Pasolini souligne ainsi la posture hypocrite de certains intellectuels, qui se targuent d’être libres tout en échappant pas au conformisme de la pensée. Sans jamais s’inscrire sous le blason d’une quelconque institution politique, Pasolini n’a cessé de prouver son engagement à gauche, tant dans ses déclarations que dans ses films, aussi subversifs dans leur message qu’oniriques dans l’esthétique.

Révélé avec L’Evangile selon Saint Matthieu (1964), amèrement reçu par la gauche intellectuelle mais adoubé par le public, il enchaînera les longs métrages avec notamment le Décaméron (1071) ou Les Contes de Canterbury (1972), des récits médiévaux illustrés par des plans quasi surréalistes, comme tout droit sortis d’une peinture de Bosch.

« Théorème » de Pier Paolo Pasolini

MARXISTE, MAIS PAS ENCARTÉ

Dans cet entretien, le réalisateur poursuit : « J’accepte l’idéologie marxiste, qui dénonce des réalités sociales, et en grande partie dans l’idée d’apporter des solutions aux problèmes sociaux. Mais je ne partage pas complètement la politique du parti communiste italien, soviétique… »

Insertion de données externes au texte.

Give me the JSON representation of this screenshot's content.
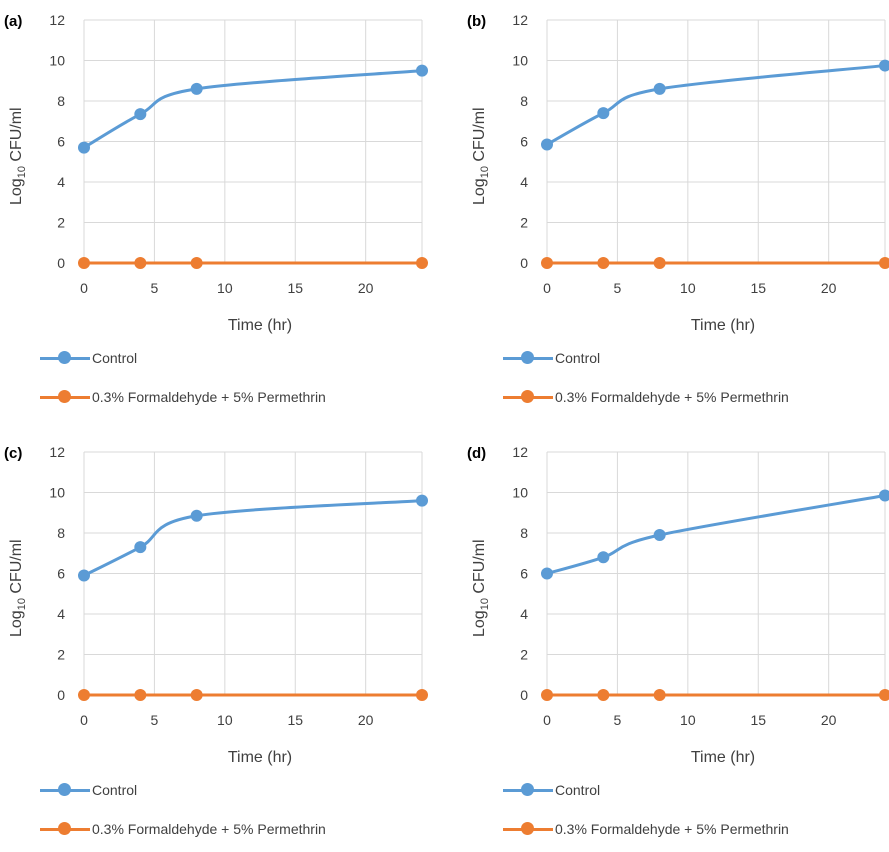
{
  "chart_data": [
    {
      "type": "line",
      "panel_label": "(a)",
      "xlabel": "Time (hr)",
      "ylabel_main": "Log",
      "ylabel_sub": "10",
      "ylabel_rest": " CFU/ml",
      "xlim": [
        0,
        24
      ],
      "ylim": [
        0,
        12
      ],
      "x_ticks": [
        0,
        5,
        10,
        15,
        20
      ],
      "y_ticks": [
        0,
        2,
        4,
        6,
        8,
        10,
        12
      ],
      "grid": true,
      "legend_position": "bottom",
      "series": [
        {
          "name": "Control",
          "color": "#5B9BD5",
          "x": [
            0,
            4,
            8,
            24
          ],
          "y": [
            5.7,
            7.35,
            8.6,
            9.5
          ]
        },
        {
          "name": "0.3% Formaldehyde + 5% Permethrin",
          "color": "#ED7D31",
          "x": [
            0,
            4,
            8,
            24
          ],
          "y": [
            0,
            0,
            0,
            0
          ]
        }
      ]
    },
    {
      "type": "line",
      "panel_label": "(b)",
      "xlabel": "Time (hr)",
      "ylabel_main": "Log",
      "ylabel_sub": "10",
      "ylabel_rest": " CFU/ml",
      "xlim": [
        0,
        24
      ],
      "ylim": [
        0,
        12
      ],
      "x_ticks": [
        0,
        5,
        10,
        15,
        20
      ],
      "y_ticks": [
        0,
        2,
        4,
        6,
        8,
        10,
        12
      ],
      "grid": true,
      "legend_position": "bottom",
      "series": [
        {
          "name": "Control",
          "color": "#5B9BD5",
          "x": [
            0,
            4,
            8,
            24
          ],
          "y": [
            5.85,
            7.4,
            8.6,
            9.75
          ]
        },
        {
          "name": "0.3% Formaldehyde + 5% Permethrin",
          "color": "#ED7D31",
          "x": [
            0,
            4,
            8,
            24
          ],
          "y": [
            0,
            0,
            0,
            0
          ]
        }
      ]
    },
    {
      "type": "line",
      "panel_label": "(c)",
      "xlabel": "Time (hr)",
      "ylabel_main": "Log",
      "ylabel_sub": "10",
      "ylabel_rest": " CFU/ml",
      "xlim": [
        0,
        24
      ],
      "ylim": [
        0,
        12
      ],
      "x_ticks": [
        0,
        5,
        10,
        15,
        20
      ],
      "y_ticks": [
        0,
        2,
        4,
        6,
        8,
        10,
        12
      ],
      "grid": true,
      "legend_position": "bottom",
      "series": [
        {
          "name": "Control",
          "color": "#5B9BD5",
          "x": [
            0,
            4,
            8,
            24
          ],
          "y": [
            5.9,
            7.3,
            8.85,
            9.6
          ]
        },
        {
          "name": "0.3% Formaldehyde + 5% Permethrin",
          "color": "#ED7D31",
          "x": [
            0,
            4,
            8,
            24
          ],
          "y": [
            0,
            0,
            0,
            0
          ]
        }
      ]
    },
    {
      "type": "line",
      "panel_label": "(d)",
      "xlabel": "Time (hr)",
      "ylabel_main": "Log",
      "ylabel_sub": "10",
      "ylabel_rest": " CFU/ml",
      "xlim": [
        0,
        24
      ],
      "ylim": [
        0,
        12
      ],
      "x_ticks": [
        0,
        5,
        10,
        15,
        20
      ],
      "y_ticks": [
        0,
        2,
        4,
        6,
        8,
        10,
        12
      ],
      "grid": true,
      "legend_position": "bottom",
      "series": [
        {
          "name": "Control",
          "color": "#5B9BD5",
          "x": [
            0,
            4,
            8,
            24
          ],
          "y": [
            6.0,
            6.8,
            7.9,
            9.85
          ]
        },
        {
          "name": "0.3% Formaldehyde + 5% Permethrin",
          "color": "#ED7D31",
          "x": [
            0,
            4,
            8,
            24
          ],
          "y": [
            0,
            0,
            0,
            0
          ]
        }
      ]
    }
  ]
}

Pas étonnant, de la part de celui qui a activement dénoncé l’embourgeoisement et le consumérisme grandissant des sociétés occidentales dans ses films satiriques, et qui écrivait déjà dans une correspondance avec la poétesse Giovanna Bemporad en 1947 : « L’autre est toujours infiniment moins important que le moi, mais ce sont les autres qui font l’histoire. »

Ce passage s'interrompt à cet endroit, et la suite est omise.